На следующее утро я решил, что кроме моей сестры вытащить меня из этой передряги может только Чарли Ботаник. Он тоже был умный и много всего знал. Особенно про науку. А в этом точно есть что-то научное. Может, он и шкатулку починит? На этот раз скажу ему правду и всё объясню. Признаюсь, что меня стёрли. И заодно попрошу одолжить мне чистую одежду. А то эта уже начинала вонять.
Возвращаться в школу было слишком рискованно, и я решил подождать Чарли у дома. Его мама работала полный день, так что никто не стал бы приставать ко мне c расспросами. Я сел на верхнюю ступеньку крыльца и начал разглядывать их заросший сад, дожидаясь конца уроков.
Двор перед домом принадлежал Чарли и его маме, а за домом – другой семье. Когда нам было семь, я предложил соорудить роскошную «Гору для гонок» на пустой клумбе. Мама Чарли сказала, что она не против, если мы потом всё за собой приберём.
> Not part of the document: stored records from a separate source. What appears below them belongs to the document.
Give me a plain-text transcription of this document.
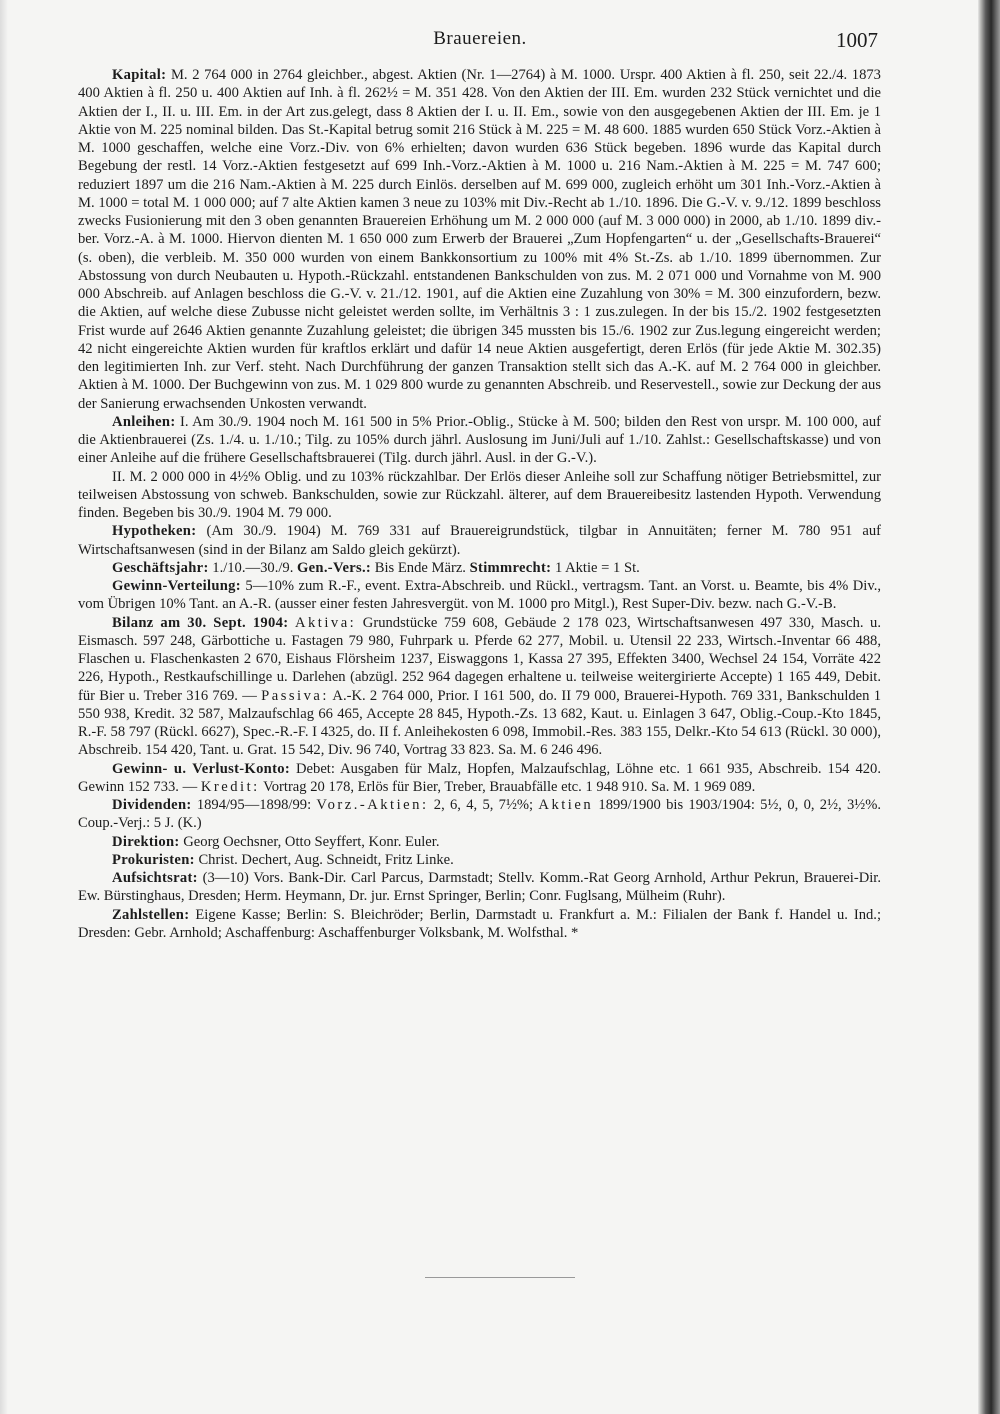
Brauereien.	1007

Kapital: M. 2 764 000 in 2764 gleichber., abgest. Aktien (Nr. 1—2764) à M. 1000. Urspr. 400 Aktien à fl. 250, seit 22./4. 1873 400 Aktien à fl. 250 u. 400 Aktien auf Inh. à fl. 262½ = M. 351 428. Von den Aktien der III. Em. wurden 232 Stück vernichtet und die Aktien der I., II. u. III. Em. in der Art zus.gelegt, dass 8 Aktien der I. u. II. Em., sowie von den ausgegebenen Aktien der III. Em. je 1 Aktie von M. 225 nominal bilden. Das St.-Kapital betrug somit 216 Stück à M. 225 = M. 48 600. 1885 wurden 650 Stück Vorz.-Aktien à M. 1000 geschaffen, welche eine Vorz.-Div. von 6% erhielten; davon wurden 636 Stück begeben. 1896 wurde das Kapital durch Begebung der restl. 14 Vorz.-Aktien festgesetzt auf 699 Inh.-Vorz.-Aktien à M. 1000 u. 216 Nam.-Aktien à M. 225 = M. 747 600; reduziert 1897 um die 216 Nam.-Aktien à M. 225 durch Einlös. derselben auf M. 699 000, zugleich erhöht um 301 Inh.-Vorz.-Aktien à M. 1000 = total M. 1 000 000; auf 7 alte Aktien kamen 3 neue zu 103% mit Div.-Recht ab 1./10. 1896. Die G.-V. v. 9./12. 1899 beschloss zwecks Fusionierung mit den 3 oben genannten Brauereien Erhöhung um M. 2 000 000 (auf M. 3 000 000) in 2000, ab 1./10. 1899 div.-ber. Vorz.-A. à M. 1000. Hiervon dienten M. 1 650 000 zum Erwerb der Brauerei „Zum Hopfengarten“ u. der „Gesellschafts-Brauerei“ (s. oben), die verbleib. M. 350 000 wurden von einem Bankkonsortium zu 100% mit 4% St.-Zs. ab 1./10. 1899 übernommen. Zur Abstossung von durch Neubauten u. Hypoth.-Rückzahl. entstandenen Bankschulden von zus. M. 2 071 000 und Vornahme von M. 900 000 Abschreib. auf Anlagen beschloss die G.-V. v. 21./12. 1901, auf die Aktien eine Zuzahlung von 30% = M. 300 einzufordern, bezw. die Aktien, auf welche diese Zubusse nicht geleistet werden sollte, im Verhältnis 3 : 1 zus.zulegen. In der bis 15./2. 1902 festgesetzten Frist wurde auf 2646 Aktien genannte Zuzahlung geleistet; die übrigen 345 mussten bis 15./6. 1902 zur Zus.legung eingereicht werden; 42 nicht eingereichte Aktien wurden für kraftlos erklärt und dafür 14 neue Aktien ausgefertigt, deren Erlös (für jede Aktie M. 302.35) den legitimierten Inh. zur Verf. steht. Nach Durchführung der ganzen Transaktion stellt sich das A.-K. auf M. 2 764 000 in gleichber. Aktien à M. 1000. Der Buchgewinn von zus. M. 1 029 800 wurde zu genannten Abschreib. und Reservestell., sowie zur Deckung der aus der Sanierung erwachsenden Unkosten verwandt.

Anleihen: I. Am 30./9. 1904 noch M. 161 500 in 5% Prior.-Oblig., Stücke à M. 500; bilden den Rest von urspr. M. 100 000, auf die Aktienbrauerei (Zs. 1./4. u. 1./10.; Tilg. zu 105% durch jährl. Auslosung im Juni/Juli auf 1./10. Zahlst.: Gesellschaftskasse) und von einer Anleihe auf die frühere Gesellschaftsbrauerei (Tilg. durch jährl. Ausl. in der G.-V.).

II. M. 2 000 000 in 4½% Oblig. und zu 103% rückzahlbar. Der Erlös dieser Anleihe soll zur Schaffung nötiger Betriebsmittel, zur teilweisen Abstossung von schweb. Bankschulden, sowie zur Rückzahl. älterer, auf dem Brauereibesitz lastenden Hypoth. Verwendung finden. Begeben bis 30./9. 1904 M. 79 000.

Hypotheken: (Am 30./9. 1904) M. 769 331 auf Brauereigrundstück, tilgbar in Annuitäten; ferner M. 780 951 auf Wirtschaftsanwesen (sind in der Bilanz am Saldo gleich gekürzt).

Geschäftsjahr: 1./10.—30./9. Gen.-Vers.: Bis Ende März. Stimmrecht: 1 Aktie = 1 St.

Gewinn-Verteilung: 5—10% zum R.-F., event. Extra-Abschreib. und Rückl., vertragsm. Tant. an Vorst. u. Beamte, bis 4% Div., vom Übrigen 10% Tant. an A.-R. (ausser einer festen Jahresvergüt. von M. 1000 pro Mitgl.), Rest Super-Div. bezw. nach G.-V.-B.

Bilanz am 30. Sept. 1904: Aktiva: Grundstücke 759 608, Gebäude 2 178 023, Wirtschaftsanwesen 497 330, Masch. u. Eismasch. 597 248, Gärbottiche u. Fastagen 79 980, Fuhrpark u. Pferde 62 277, Mobil. u. Utensil 22 233, Wirtsch.-Inventar 66 488, Flaschen u. Flaschenkasten 2 670, Eishaus Flörsheim 1237, Eiswaggons 1, Kassa 27 395, Effekten 3400, Wechsel 24 154, Vorräte 422 226, Hypoth., Restkaufschillinge u. Darlehen (abzügl. 252 964 dagegen erhaltene u. teilweise weitergirierte Accepte) 1 165 449, Debit. für Bier u. Treber 316 769. — Passiva: A.-K. 2 764 000, Prior. I 161 500, do. II 79 000, Brauerei-Hypoth. 769 331, Bankschulden 1 550 938, Kredit. 32 587, Malzaufschlag 66 465, Accepte 28 845, Hypoth.-Zs. 13 682, Kaut. u. Einlagen 3 647, Oblig.-Coup.-Kto 1845, R.-F. 58 797 (Rückl. 6627), Spec.-R.-F. I 4325, do. II f. Anleihekosten 6 098, Immobil.-Res. 383 155, Delkr.-Kto 54 613 (Rückl. 30 000), Abschreib. 154 420, Tant. u. Grat. 15 542, Div. 96 740, Vortrag 33 823. Sa. M. 6 246 496.

Gewinn- u. Verlust-Konto: Debet: Ausgaben für Malz, Hopfen, Malzaufschlag, Löhne etc. 1 661 935, Abschreib. 154 420. Gewinn 152 733. — Kredit: Vortrag 20 178, Erlös für Bier, Treber, Brauabfälle etc. 1 948 910. Sa. M. 1 969 089.

Dividenden: 1894/95—1898/99: Vorz.-Aktien: 2, 6, 4, 5, 7½%; Aktien 1899/1900 bis 1903/1904: 5½, 0, 0, 2½, 3½%. Coup.-Verj.: 5 J. (K.)

Direktion: Georg Oechsner, Otto Seyffert, Konr. Euler.

Prokuristen: Christ. Dechert, Aug. Schneidt, Fritz Linke.

Aufsichtsrat: (3—10) Vors. Bank-Dir. Carl Parcus, Darmstadt; Stellv. Komm.-Rat Georg Arnhold, Arthur Pekrun, Brauerei-Dir. Ew. Bürstinghaus, Dresden; Herm. Heymann, Dr. jur. Ernst Springer, Berlin; Conr. Fuglsang, Mülheim (Ruhr).

Zahlstellen: Eigene Kasse; Berlin: S. Bleichröder; Berlin, Darmstadt u. Frankfurt a. M.: Filialen der Bank f. Handel u. Ind.; Dresden: Gebr. Arnhold; Aschaffenburg: Aschaffenburger Volksbank, M. Wolfsthal. *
Мы таскали вёдра земли с одного края сада в другой и сваливали в большую кучу. А потом палками выводили на ней трассу, чтобы она вилась по горе. Чарли вставил листок в самую верхушку и сказал, что это стартовая отметка. Мы водили по горе игрушечные автомобили, изображая рёв мотора. Чарли знал все марки и модели машин и всегда уступал мне самую быструю и крутую. Ну или я сам её забирал. Я вообще, если подумать, часто заставлял его делать то, что он не хотел. Таким вот я был другом. Не очень хорошим.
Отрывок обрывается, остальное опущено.